Die Börse interessiert sich nur noch für Notenbank-Präsidenten

Stefan Riße · Uhr

In einem waren sich die Börsianer einig. Kommt es zu einer Hängepartie nach den US-Präsidentschaftswahlen, ohne dass feststeht, wer der künftige US-Präsident wird, wäre dies das schlechteste Szenario für die Aktienmärkte. Die Historie legte diese Prognose auch nahe. Als nach der Präsidentschaftswahl im Jahr 2000 zunächst nicht klar war, ob George W. Bush oder Al Gore Präsident für die nächsten vier Jahre sein würde, verloren die Aktien zwölf Prozent in dieser Zeit. Doch die Erfahrung hat wieder mal gezeigt, dass das was alle erwarten, an der Börse nie eintrifft.

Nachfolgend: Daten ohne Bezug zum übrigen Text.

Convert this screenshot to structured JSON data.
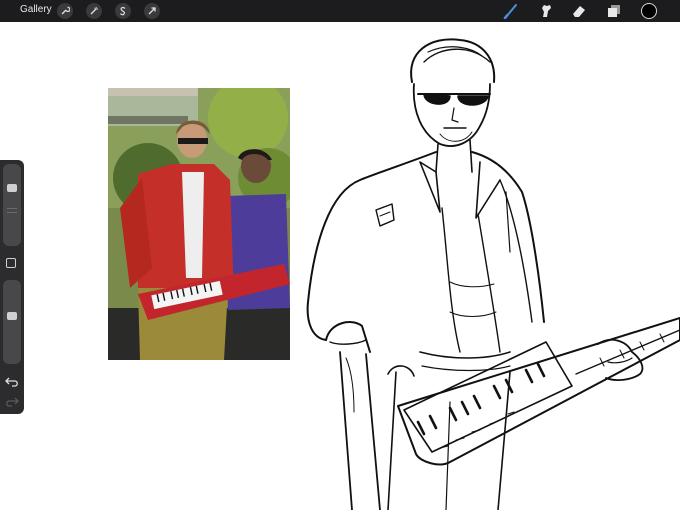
{
  "toolbar": {
    "gallery_label": "Gallery",
    "left_tools": [
      "wrench-icon",
      "magic-wand-icon",
      "selection-icon",
      "transform-arrow-icon"
    ],
    "right_tools": [
      "brush-icon",
      "smudge-icon",
      "eraser-icon",
      "layers-icon"
    ],
    "brush_active_color": "#4a90e2",
    "current_color": "#000000"
  },
  "sidebar": {
    "sliders": [
      "brush-size-slider",
      "opacity-slider"
    ],
    "buttons": [
      "modifier-button",
      "undo-button",
      "redo-button"
    ]
  },
  "canvas": {
    "reference": "reference-photo",
    "drawing": "line-sketch"
  }
}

Hängepartie wird am Aktienmarkt gefeiert

Nun hatten wir ein sehr knappes Wahlergebnis mit unklarem Ausgang und einen nicht weichen wollenden Donald Trump, doch was machten die Aktien? Sie schossen in die Höhe. Von Verunsicherung war nichts zu spüren. Und warum auch, so viel wird sich am Ende nicht ändern. Die Republikaner werden wohl weiter die Mehrheit im Senat haben. Große Gesetzesvorhaben kann Joe Biden dann zunächst einmal vergessen. Doch auch das honoriert der Markt derzeit, denn große Steueranhebungen oder Antitrust-Gesetze gegen die großen Technologieunternehmen, die man Joe Biden eher zu getraut hätte, wird er so nicht durchsetzen können.

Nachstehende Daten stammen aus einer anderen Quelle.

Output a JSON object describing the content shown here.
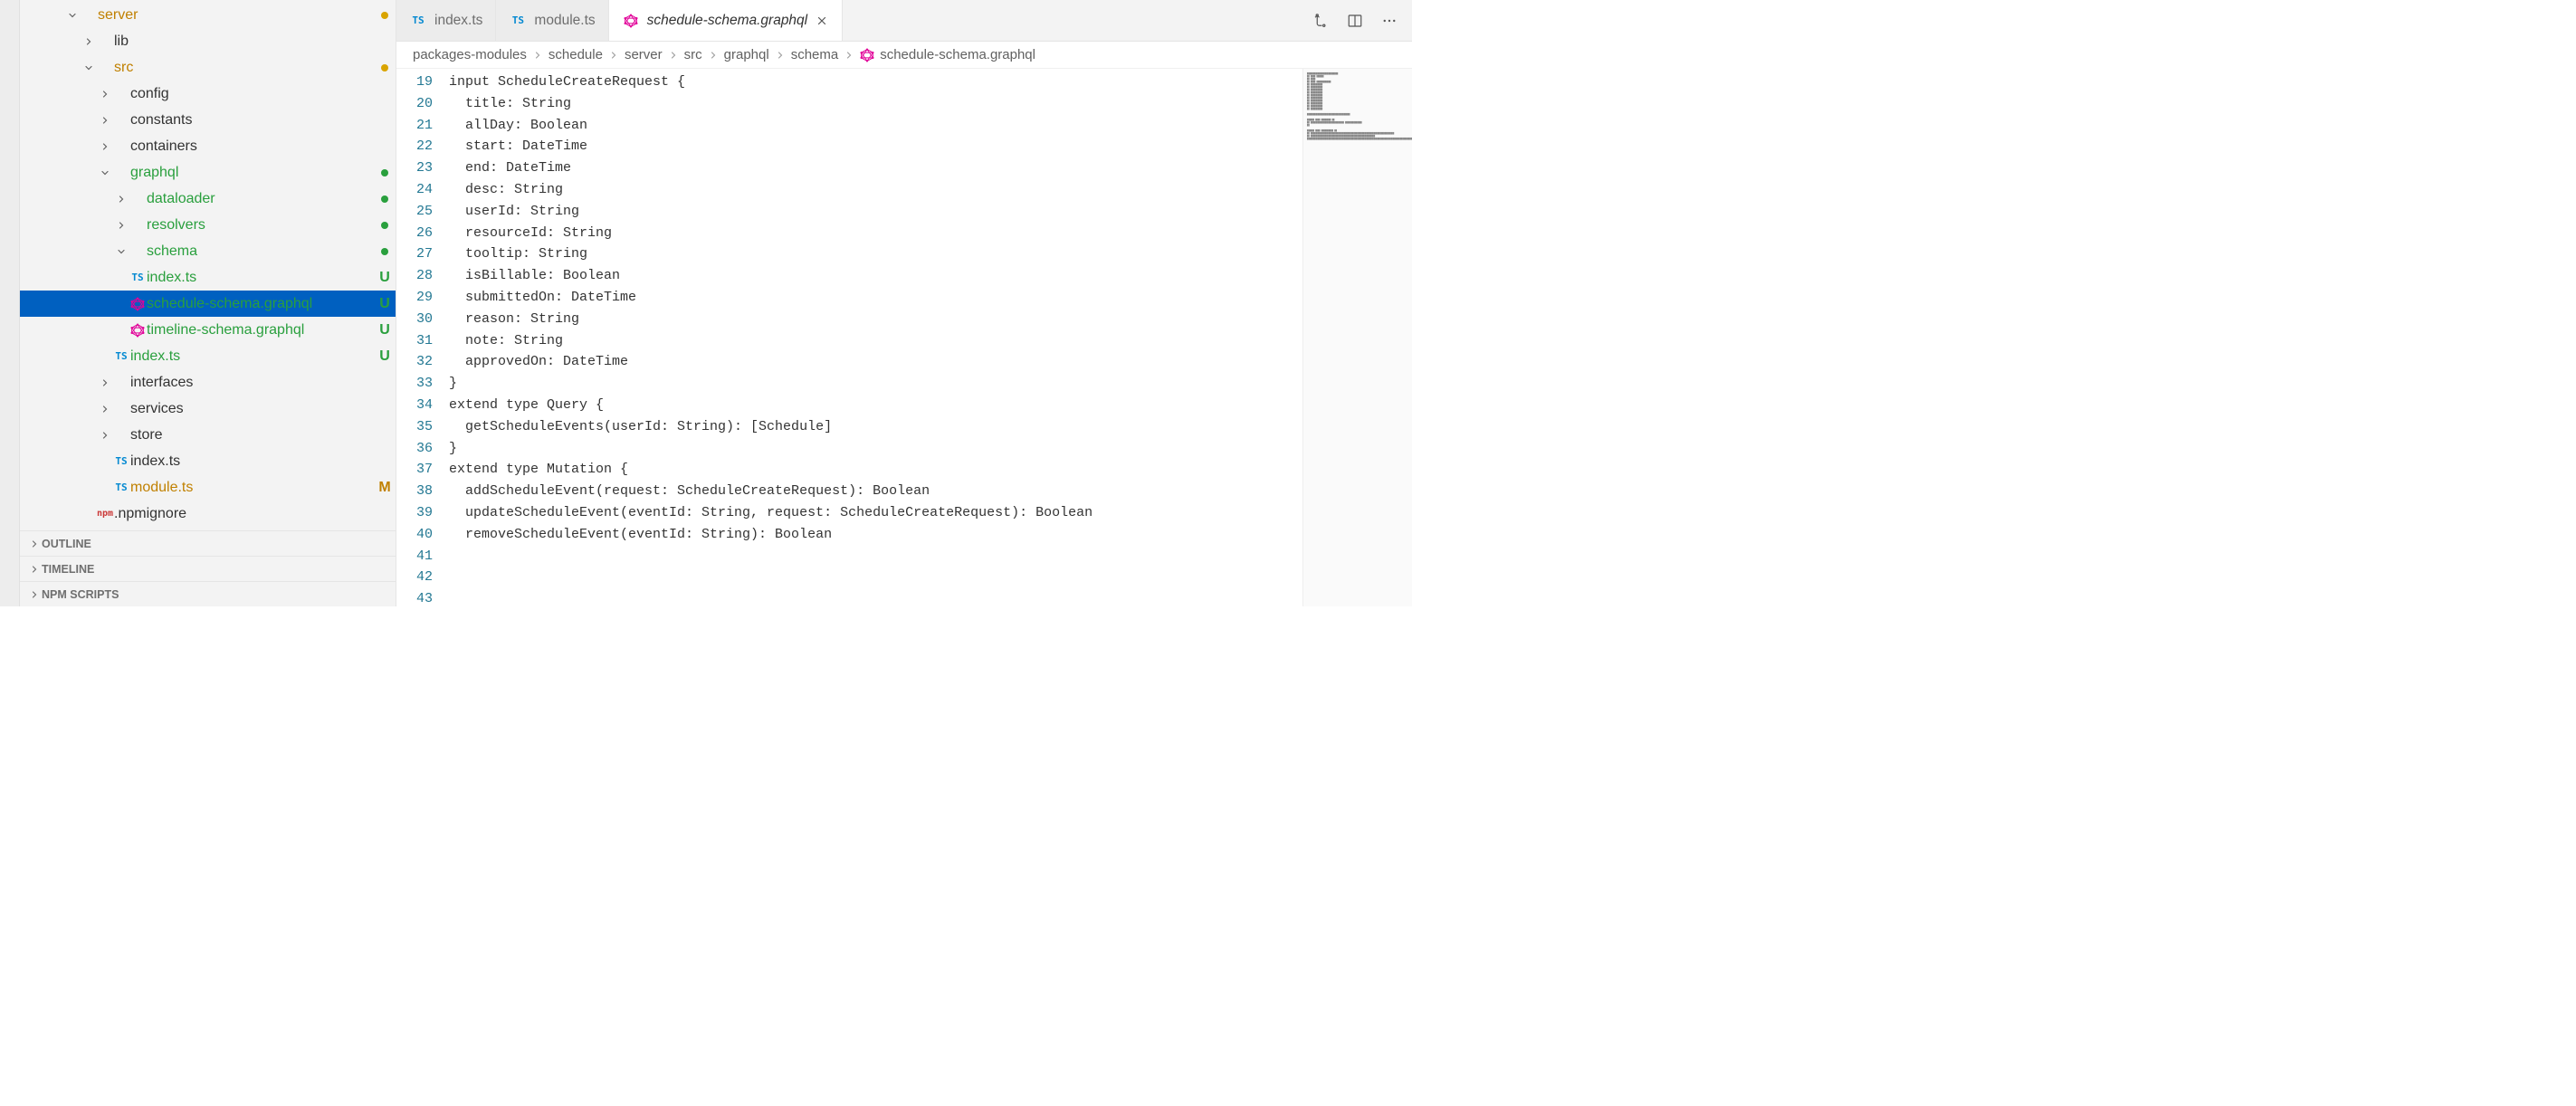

Parlamente und Präsidenten interessieren die Börse nicht

Das schnelle Ignorieren selbst der unsicheren Situation nach der US-Wahl zeigt einmal mehr, dass es in der heutigen Zeit für den Verlauf der Aktienmärkte viel wichtiger ist, was die Notenbanken machen als das was die Regierungen tun. Das liegt vor allem daran, dass Liquidität immer der erste Treiber für Aktien ist. Ohne sie kann der Aktienmarkt nicht steigen. Selbst dann nicht, wenn die Fundamentaldaten fantastisch aussehen. Unser Zeitalter ist von Notenbankpolitik geprägt und so sind die Notenbankpräsidenten und ihr Handeln entscheidender für die Aktienmarktentwicklung. Und diesbezüglich bleiben aus Sicht eines Börsianers ja keine Wünsche offen. Die Europäische Zentralbank (EZB) denkt erneut über Zinssenkungen nach, obwohl sich die Leitzinsen ja schon satt im Minus befinden und auch die amerikanische Zentralbank Federal Reserve (FED) hat aufgrund der zweiten Corona-Welle die Bereitschaft signalisiert, wieder unterstützend tätig zu werden. Solange dies erhalten bleibt, müssen wir uns als Investoren wenig darum kümmern, wer in den USA am Ende Präsident ist. Die ausgesprochen komfortable Liquiditätslage sollte sich auch in 2021 weiter positiv auf die Aktien und dann wahrscheinlich auch auf die Konjunktur auswirken. Aktien bleiben daher ein Muss in jedem Anlageportfolio.